Both pre-diabetes and type 2 diabetes are similar in that both are known for an abnormal build-up of glucose in the bloodstream. However, fasting blood glucose value of more than 126 mg/dL on two separate tests and any value of 200 mg/dL or more on oral glucose tolerance test suggest diabetes.
Type 2 diabetes is known for its "insulin resistance." Insulin is a hormone produced in the pancreas and blood glucose is the source of energy for body cells. The role of insulin in the body is to help in the uptake of glucose by body cells. Insulin resistance is a condition in which the insulin produced in the body is not utilized efficiently. Hence the uptake of glucose by the body cells is hampered leading to increased levels of glucose in the blood.

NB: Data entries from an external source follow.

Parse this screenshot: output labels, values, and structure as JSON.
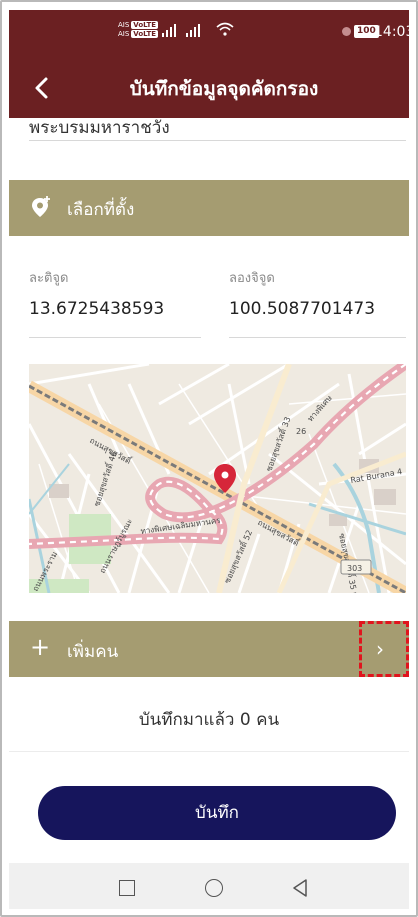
{
  "status_bar": {
    "carrier_top": "AIS",
    "carrier_bottom": "AIS",
    "volte": "VoLTE",
    "battery": "100",
    "time": "14:03"
  },
  "app_bar": {
    "title": "บันทึกข้อมูลจุดคัดกรอง",
    "back_icon": "chevron-left-icon"
  },
  "previous_field": {
    "value": "พระบรมมหาราชวัง"
  },
  "location_section": {
    "icon": "map-pin-add-icon",
    "label": "เลือกที่ตั้ง"
  },
  "coordinates": {
    "latitude_label": "ละติจูด",
    "latitude_value": "13.6725438593",
    "longitude_label": "ลองจิจูด",
    "longitude_value": "100.5087701473"
  },
  "map": {
    "labels": {
      "road_a": "ถนนสุขสวัสดิ์",
      "road_b": "ทางพิเศษเฉลิมมหานคร",
      "road_c": "ถนนราษฎร์บูรณะ",
      "road_d": "ถนนสุขสวัสดิ์",
      "soi_1": "ซอยสุขสวัสดิ์ 46",
      "soi_2": "ซอยสุขสวัสดิ์ 52",
      "soi_3": "ซอยสุขสวัสดิ์ 33",
      "soi_4": "ซอยสุขสวัสดิ์ 35 แยก 2",
      "road_e": "ถนนพระราม",
      "road_f": "ทางพิเศษ",
      "place": "Rat Burana 4",
      "route_number": "303",
      "km_marker": "26"
    },
    "marker_color": "#d6263a"
  },
  "add_person_section": {
    "icon": "plus-icon",
    "label": "เพิ่มคน",
    "chevron_icon": "chevron-right-icon"
  },
  "record_count": {
    "text": "บันทึกมาแล้ว 0 คน"
  },
  "save_button": {
    "label": "บันทึก"
  },
  "nav_bar": {
    "recents_icon": "square-icon",
    "home_icon": "circle-icon",
    "back_icon": "triangle-back-icon"
  },
  "colors": {
    "app_bar": "#6b2022",
    "section_header": "#a59c71",
    "save_button": "#16155c",
    "highlight": "#e0141d"
  }
}
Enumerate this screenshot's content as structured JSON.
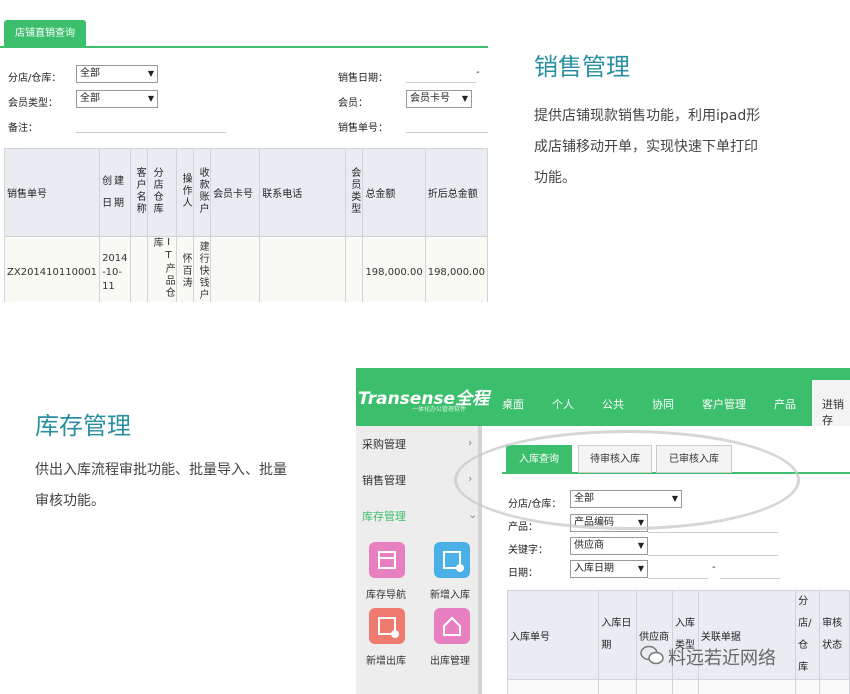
{
  "shot1": {
    "tab": "店铺直销查询",
    "fields": {
      "store_label": "分店/仓库：",
      "store_value": "全部",
      "member_type_label": "会员类型：",
      "member_type_value": "全部",
      "note_label": "备注：",
      "sale_date_label": "销售日期：",
      "date_sep": "-",
      "member_label": "会员：",
      "member_select": "会员卡号",
      "sale_no_label": "销售单号："
    },
    "columns": [
      "销售单号",
      "创建日期",
      "客户名称",
      "分店仓库",
      "操作人",
      "收款账户",
      "会员卡号",
      "联系电话",
      "会员类型",
      "总金额",
      "折后总金额"
    ],
    "row": {
      "sale_no": "ZX201410110001",
      "date": "2014-10-11",
      "store": "IT产品仓库",
      "operator": "怀百涛",
      "account": "建行快钱户",
      "total": "198,000.00",
      "discounted": "198,000.00"
    }
  },
  "sales": {
    "title": "销售管理",
    "desc1": "提供店铺现款销售功能，利用ipad形",
    "desc2": "成店铺移动开单，实现快速下单打印",
    "desc3": "功能。"
  },
  "inventory": {
    "title": "库存管理",
    "desc1": "供出入库流程审批功能、批量导入、批量",
    "desc2": "审核功能。"
  },
  "shot2": {
    "logo": "Transense全程",
    "logo_sub": "一体化办公管理软件",
    "nav": [
      "桌面",
      "个人",
      "公共",
      "协同",
      "客户管理",
      "产品",
      "进销存"
    ],
    "side": [
      "采购管理",
      "销售管理",
      "库存管理"
    ],
    "icons": [
      "库存导航",
      "新增入库",
      "新增出库",
      "出库管理"
    ],
    "tabs": [
      "入库查询",
      "待审核入库",
      "已审核入库"
    ],
    "store_label": "分店/仓库：",
    "store_value": "全部",
    "product_label": "产品：",
    "product_value": "产品编码",
    "keyword_label": "关键字：",
    "keyword_value": "供应商",
    "date_label": "日期：",
    "date_value": "入库日期",
    "date_sep": "-",
    "columns": [
      "入库单号",
      "入库日期",
      "供应商",
      "入库类型",
      "关联单据",
      "分店/仓库",
      "审核状态"
    ]
  },
  "watermark": "料远若近网络",
  "colors": {
    "green": "#3cbf6c",
    "heading": "#2a8fa0"
  }
}
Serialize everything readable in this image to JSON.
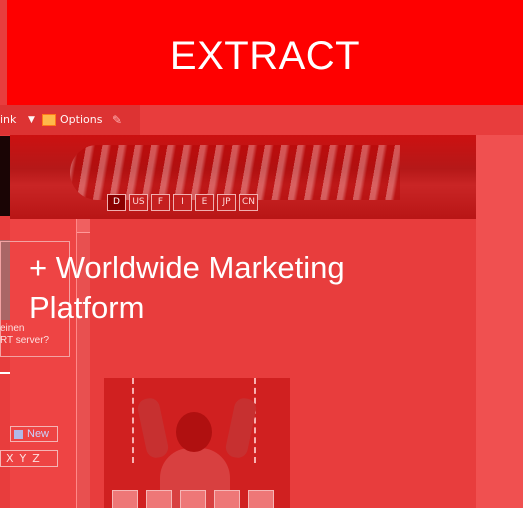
{
  "overlay": {
    "banner_title": "EXTRACT",
    "headline": "+ Worldwide Marketing Platform"
  },
  "browser": {
    "toolbar": {
      "link_label": "ink",
      "options_label": "Options"
    }
  },
  "page": {
    "languages": [
      "D",
      "US",
      "F",
      "I",
      "E",
      "JP",
      "CN"
    ],
    "active_language": "D",
    "server_prompt_line1": "einen",
    "server_prompt_line2": "RT server?",
    "new_button_label": "New",
    "alpha_nav": [
      "X",
      "Y",
      "Z"
    ]
  },
  "colors": {
    "overlay_red": "#fe0000",
    "page_red": "#e83d3d"
  },
  "icons": {
    "options_icon": "outlook-options-icon",
    "pencil_icon": "pencil-icon",
    "new_icon": "document-icon"
  }
}
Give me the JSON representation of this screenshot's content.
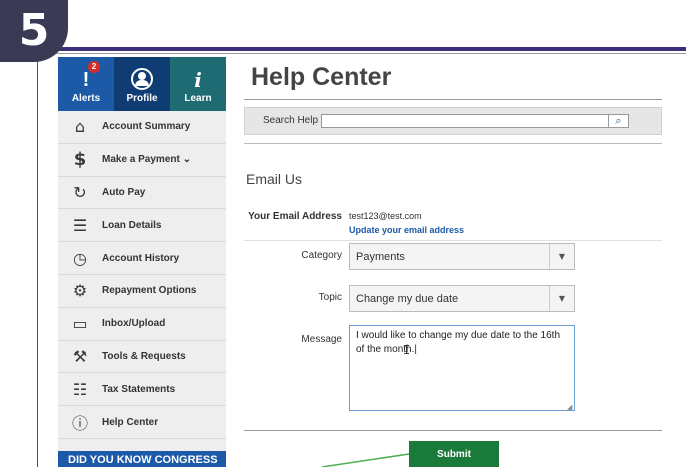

If the blood glucose levels are left unchecked and untreated, there is a high likelihood for this disease to eventually cause symptoms like unexplained fatigue, frequent urination, blurred vision, slow healing of wounds, increase in thirst and hunger and therefore would be harmful to your health.

Treatment

Every person has the power to prevent or significantly delay pre-diabetes from progressing to type 2 diabetes. By following a disciplined lifestyle involving regular exercise for 30 minutes five times per week, by eating a well balanced diet, more vegetables, whole grains, and fruits, small servings of low-calorie, low-fat snacks with higher fiber and by choosing to strive for a healthier weight and maintaining that weight.
For a person suffering from type 2 diabetes, a treatment plan would consist of lifelong blood sugar monitoring in combination with healthy eating habits, regular exercise, and taking diabetes medication on a timely basis followed by systematic insulin therapy.